Russia/EU: Moment of Truth Over Human Rights

Publisher Human Rights Watch
Publication Date 18 December 2012
Cite as Human Rights Watch, Russia/EU: Moment of Truth Over Human Rights, 18 December 2012, available at: http://www.refworld.org/docid/50d42d2c2.html [accessed 21 October 2014]
DisclaimerThis is not a UNHCR publication. UNHCR is not responsible for, nor does it necessarily endorse, its content. Any views expressed are solely those of the author or publisher and do not necessarily reflect those of UNHCR, the United Nations or its Member States.

The European Union should urge President Vladimir Putin at the upcoming EU-Russia summit meeting to end the crackdown on Russia's civil society, Human Rights Watch said today.

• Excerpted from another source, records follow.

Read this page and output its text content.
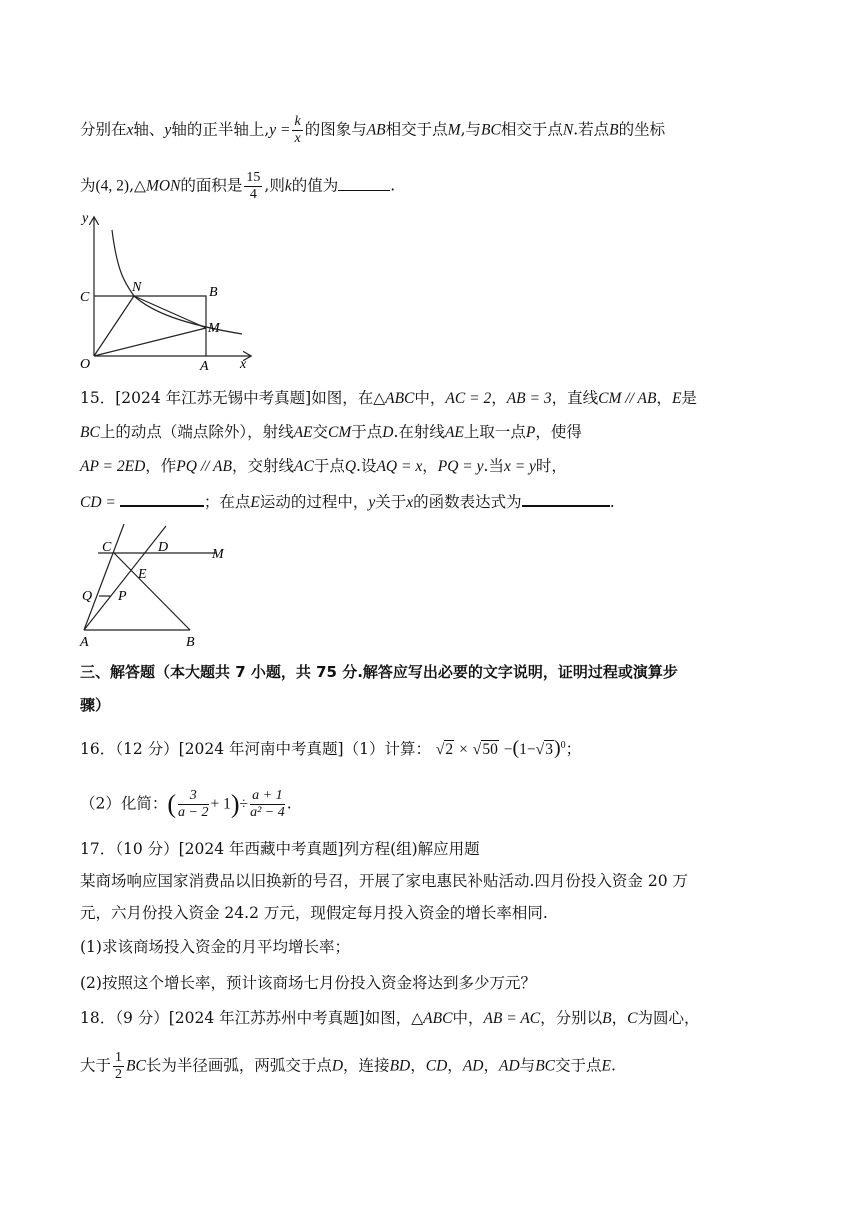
分别在x轴、y轴的正半轴上$,y = \frac{k}{x}$ 的图象与AB相交于点M,与BC相交于点N.若点B的坐标
为(4, 2),△MON的面积是 $\frac{15}{4}$ ,则k的值为	.
y
x
O	A
B
C
N
M
15．[2024 年江苏无锡中考真题]如图，在△ABC中，AC = 2，AB = 3，直线CM // AB，E是
BC上的动点（端点除外），射线AE交CM于点D.在射线AE上取一点P，使得
AP = 2ED，作PQ // AB，交射线AC于点Q.设AQ = x，PQ = y.当x = y时，
CD =	；在点E运动的过程中，y关于x的函数表达式为	.
C	D	M
E
Q P
A	B
三、解答题（本大题共 7 小题，共 75 分.解答应写出必要的文字说明，证明过程或演算步
骤）
16．（12 分）[2024 年河南中考真题]（1）计算： $√2 \times √50 -(1-√3)^0$；
（2）化简：( $\frac{3}{a - 2} + 1)\div \frac{a + 1}{\text{a² − 4}}$ .
17．（10 分）[2024 年西藏中考真题]列方程(组)解应用题
某商场响应国家消费品以旧换新的号召，开展了家电惠民补贴活动.四月份投入资金 20 万
元，六月份投入资金 24.2 万元，现假定每月投入资金的增长率相同.
(1)求该商场投入资金的月平均增长率；
(2)按照这个增长率，预计该商场七月份投入资金将达到多少万元？
18．（9 分）[2024 年江苏苏州中考真题]如图，△ABC中，AB = AC，分别以B，C为圆心，
大于 $\frac{1}{2}$ BC长为半径画弧，两弧交于点D，连接BD，CD，AD，AD与BC交于点E.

The 30th summit meeting since two sides started meeting regularly will be on December 21, 2012, in Brussels.

"The EU should convey a clear sense of alarm at the crackdown of the past six months on Russia's vibrant civil society," said Hugh Williamson, Europe and Central Asia director at Human Rights Watch. "And the EU should press the Russian leadership to stop trying to choke off free speech and assembly and any sign of dissent."

Since Putin's return to the presidency in May, Russia's parliament has adopted a series of laws that imposed new restrictions on public assemblies and raised financial sanctions for violations to the level of criminal fines, re-criminalized libel, and imposed new restrictions on internet content. Discriminatory legislation is pending in Russia's parliament that would ban "propaganda of homosexuality" among those under age 18.

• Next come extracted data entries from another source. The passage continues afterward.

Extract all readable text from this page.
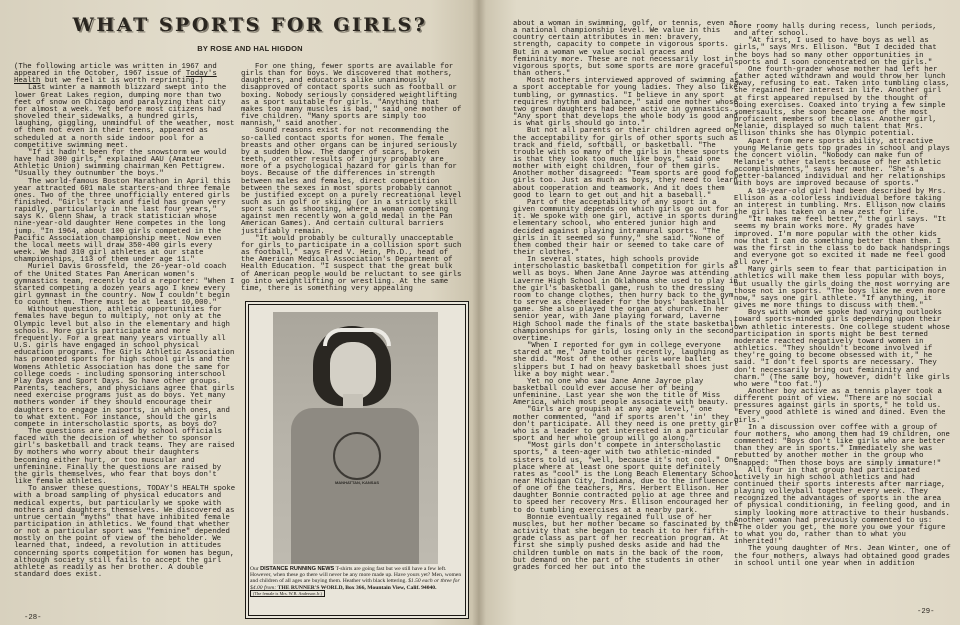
WHAT SPORTS FOR GIRLS?
BY ROSE AND HAL HIGDON

(The following article was written in 1967 and appeared in the October, 1967 issue of Today's Health but we feel it is worth reprinting.)

Last winter a mammoth blizzard swept into the lower Great Lakes region, dumping more than two feet of snow on Chicago and paralyzing that city for almost a week. Yet before most citizens had shoveled their sidewalks, a hundred girls, laughing, giggling, unmindful of the weather, most of them not even in their teens, appeared as scheduled at a north side indoor pool for a competitive swimming meet.

"If it hadn't been for the snowstorm we would have had 300 girls," explained AAU (Amateur Athletic Union) swimming chairman Ken Pettigrew. "Usually they outnumber the boys."

The world-famous Boston Marathon in April this year attracted 601 male starters-and three female ones. Two of the three unofficially entered girls finished. "Girls' track and field has grown very rapidly, particularly in the last four years," says K. Glenn Shaw, a track statistician whose nine-year-old daughter Hene competes in the long jump. "In 1964, about 100 girls competed in the Pacific Association championship meet. Now even the local meets will draw 350-400 girls every week. We had 310 girl athletes at our state championships, 113 of them under age 11."

Muriel Davis Grossfeld, the 26-year-old coach of the United States Pan American women's gymnastics team, recently told a reporter: "When I started competing a dozen years ago I knew every girl gymnast in the country. Now I couldn't begin to count them. There must be at least 10,000."

Without question, athletic opportunities for females have begun to multiply, not only at the Olympic level but also in the elementary and high schools. More girls participate and more frequently. For a great many years virtually all U.S. girls have engaged in school physical education programs. The Girls Athletic Association has promoted sports for high school girls and the Womens Athletic Association has done the same for college coeds - including sponsoring interschool Play Days and Sport Days. So have other groups. Parents, teachers, and physicians agree that girls need exercise programs just as do boys. Yet many mothers wonder if they should encourage their daughters to engage in sports, in which ones, and to what extent. For instance, should the girls compete in interscholastic sports, as boys do?

The questions are raised by school officials faced with the decision of whether to sponsor girl's basketball and track teams. They are raised by mothers who worry about their daughters becoming either hurt, or too muscular and unfeminine. Finally the questions are raised by the girls themselves, who fear that boys don't like female athletes.

To answer these questions, TODAY'S HEALTH spoke with a broad sampling of physical educators and medical experts, but particularly we spoke with mothers and daughters themselves. We discovered as untrue certain "myths" that have inhibited female participation in athletics. We found that whether or not a particular sport was "feminine" depended mostly on the point of view of the beholder. We learned that, indeed, a revolution in attitudes concerning sports competition for women has begun, although society still fails to accept the girl athlete as readily as her brother. A double standard does exist.

For one thing, fewer sports are available for girls than for boys. We discovered that mothers, daughters, and educators alike unanimously disapproved of contact sports such as football or boxing. Nobody seriously considered weightlifting as a sport suitable for girls. "Anything that makes too many muscles is bad," said one mother of five children. "Many sports are simply too mannish," said another.

Sound reasons exist for not recommending the so-called contact sports for women. The female breasts and other organs can be injured seriously by a sudden blow. The danger of scars, broken teeth, or other results of injury probably are more of a psychological hazard for girls than for boys. Because of the differences in strength between males and females, direct competition between the sexes in most sports probably cannot be justified except on a purely recreational level such as in golf or skiing (or in a strictly skill sport such as shooting, where a woman competing against men recently won a gold medal in the Pan American Games). And certain cultural barriers justifiably remain.

"It would probably be culturally unacceptable for girls to participate in a collision sport such as football," says Fred V. Hein, Ph.D., head of the American Medical Association's Department of Health Education. "I suspect that the great bulk of American people would be reluctant to see girls go into weightlifting or wrestling. At the same time, there is something very appealing

MANHATTAN, KANSAS
Our DISTANCE RUNNING NEWS T-shirts are going fast but we still have a few left. However, when these go there will never be any more made up. Have yours yet? Men, women and children of all ages are buying them. Heather with black lettering. $1.50 each or three for $4.00 from: THE RUNNER'S WORLD, Box 366, Mountain View, Calif. 94040.
(The female is Mrs. W.B. Anderson Jr.)
-28-

about a woman in swimming, golf, or tennis, even at a national championship level. We value in this country certain attributes in men: bravery, strength, capacity to compete in vigorous sports. But in a woman we value social graces and femininity more. These are not necessarily lost in vigorous sports, but some sports are more graceful than others."

Most mothers interviewed approved of swimming as a sport acceptable for young ladies. They also like tumbling, or gymnastics. "I believe in any sport requires rhythm and balance," said one mother whose two grown daughters had been active in gymnastics. "Any sport that develops the whole body is good and is what girls should go into."

But not all parents or their children agreed on the acceptability for girls of other sports such as track and field, softball, or basketball. "The trouble with so many of the girls in these sports is that they look too much like boys," said one mother with eight children, four of them girls. Another mother disagreed: "Team sports are good for girls too. Just as much as boys, they need to learn about cooperation and teamwork. And it does them good to learn to get out and hit a baseball."

Part of the acceptability of any sport in a given community depends on which girls go out for it. We spoke with one girl, active in sports during elementary school, who entered junior high and decided against playing intramural sports. "The girls in it seemed so funny," she said. "None of them combed their hair or seemed to take care of their clothes."

In several states, high schools provide interscholastic basketball competition for girls as well as boys. When Jane Anne Jayroe was attending Laverne High School in Oklahoma she used to play in the girl's basketball game, rush to the dressing room to change clothes, then hurry back to the gym to serve as cheerleader for the boys' basketball game. She also played the organ at church. In her senior year, with Jane playing forward, Laverne High School made the finals of the state basketball championships for girls, losing only in the second overtime.

"When I reported for gym in college everyone stared at me," Jane told us recently, laughing as she did. "Most of the other girls wore ballet slippers but I had on heavy basketball shoes just like a boy might wear."

Yet no one who saw Jane Anne Jayroe play basketball could ever accuse her of being unfeminine. Last year she won the title of Miss America, which most people associate with beauty.

"Girls are groupish at any age level," one mother commented, "and if sports aren't 'in' they don't participate. All they need is one pretty girl who is a leader to get interested in a particular sport and her whole group will go along."

"Most girls don't compete in interscholastic sports," a teen-ager with two athletic-minded sisters told us, "well, because it's not cool." One place where at least one sport quite definitely rates as "cool" is the Long Beach Elementary School near Michigan City, Indiana, due to the influence of one of the teachers, Mrs. Herbert Ellison. Her daughter Bonnie contracted polio at age three and to speed her recovery Mrs. Ellison encouraged her to do tumbling exercises at a nearby park.

Bonnie eventually regained full use of her muscles, but her mother became so fascinated by the activity that she began to teach it to her fifth-grade class as part of her recreation program. At first she simply pushed desks aside and had the children tumble on mats in the back of the room, but demand on the part of the students in other grades forced her out into the

more roomy halls during recess, lunch periods, and after school.

"At first, I used to have boys as well as girls," says Mrs. Ellison. "But I decided that the boys had so many other opportunities in sports and I soon concentrated on the girls."

One fourth-grader whose mother had left her father acted withdrawn and would throw her lunch away, refusing to eat. Taken into tumbling class, she regained her interest in life. Another girl at first appeared repulsed by the thought of doing exercises. Coaxed into trying a few simple somersaults, she soon became one of the most proficient members of the class. Another girl, Melanie, displayed so much talent that Mrs. Ellison thinks she has Olympic potential.

Apart from mere sports ability, attractive young Melanie gets top grades in school and plays the concert violin. "Nobody can make fun of Melanie's other talents because of her athletic accomplishments," says her mother. "She's a better-balanced individual and her relationships with boys are improved because of sports."

A 10-year-old girl had been described by Mrs. Ellison as a colorless individual before taking an interest in tumbling. Mrs. Ellison now claims the girl has taken on a new zest for life.

"It makes me feel better," the girl says. "It seems my brain works more. My grades have improved. I'm more popular with the other kids now that I can do something better than them. I was the first in the class to do back handsprings and everyone got so excited it made me feel good all over."

Many girls seem to fear that participation in athletics will make them less popular with boys, but usually the girls doing the most worrying are those not in sports. "The boys like me even more now," says one girl athlete. "If anything, it gives me more things to discuss with them."

Boys with whom we spoke had varying outlooks toward sports-minded girls depending upon their own athletic interests. One college student whose participation in sports might be best termed moderate reacted negatively toward women in athletics. "They shouldn't become involved if they're going to become obsessed with it," he said. "I don't feel sports are necessary. They don't necessarily bring out femininity and charm." (The same boy, however, didn't like girls who were "too fat.")

Another boy active as a tennis player took a different point of view. "There are no social pressures against girls in sports," he told us. "Every good athlete is wined and dined. Even the girls."

In a discussion over coffee with a group of four mothers, who among them had 19 children, one commented: "Boys don't like girls who are better than they are in sports." Immediately she was rebutted by another mother in the group who snapped: "Then those boys are simply immature!"

All four in that group had participated actively in high school athletics and had continued their sports interests after marriage, playing volleyball together every week. They recognized the advantages of sports in the area of physical conditioning, in feeling good, and in simply looking more attractive to their husbands. Another woman had previously commented to us: "The older you get, the more you owe your figure to what you do, rather than to what you inherited!"

The young daughter of Mrs. Jean Winter, one of the four mothers, always had obtained good grades in school until one year when in addition

-29-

A particularly problematic law adopted in July forces nongovernmental organizations that engage in advocacy work and accept foreign funding to register as "foreign agents," a move that tries to demonize nongovernmental organizations in the public eye as spies and traitors, Human Rights Watch said. Another law, adopted in November, expands the definition of "treason" in ways that could criminalize international human rights advocacy.

Against this backdrop, Russian government statements that criticize nongovernmental organizations and foreigners are on the rise. Smear campaigns in state-run and pro-Kremlin outlets have targeted prominent nongovernmental groups. Officials in several regions have ordered civil servants and others not to cooperate with representatives of foreign organizations and foreign-funded domestic groups.

On September 11, 2012, the EU high representative for foreign affairs and security policy,Catherine Ashton, said that the new laws and other developments were "of very serious concern to the European Union" and that the "trend raises serious questions as to the state of the rule of law in the country." Ashton also spoke out about several of the laws just after they were adopted.

Russia's leadership has rejected EU criticism. In response, a Russian Foreign Ministry representative presented a report on December 13 to the EU human rights commissioner in Brussels on human rights abuses in the EU.

In November, Putin's press secretary, Dmitry Peskov implied in a news interview that Russia would not tolerate "interference by outsiders" in domestic affairs, including human rights practices. Peskov also contended that Russia experts abroad were "losing interest" in human rights.

The EU should publicly call on the Russian government to repeal or amend the laws adopted this summer that restrict basic rights and the activities of civil society and to bring Russia in line with its international obligations, Human Rights Watch said.

"The crackdown on civil society is eroding the rule of law in Russia," Williamson said. "The repressive moves against nongovernmental groups and independent voices are also eroding the foundations on which the EU's relationship with Russia is based. Russia's crackdown should be a key element of Friday's summit meeting."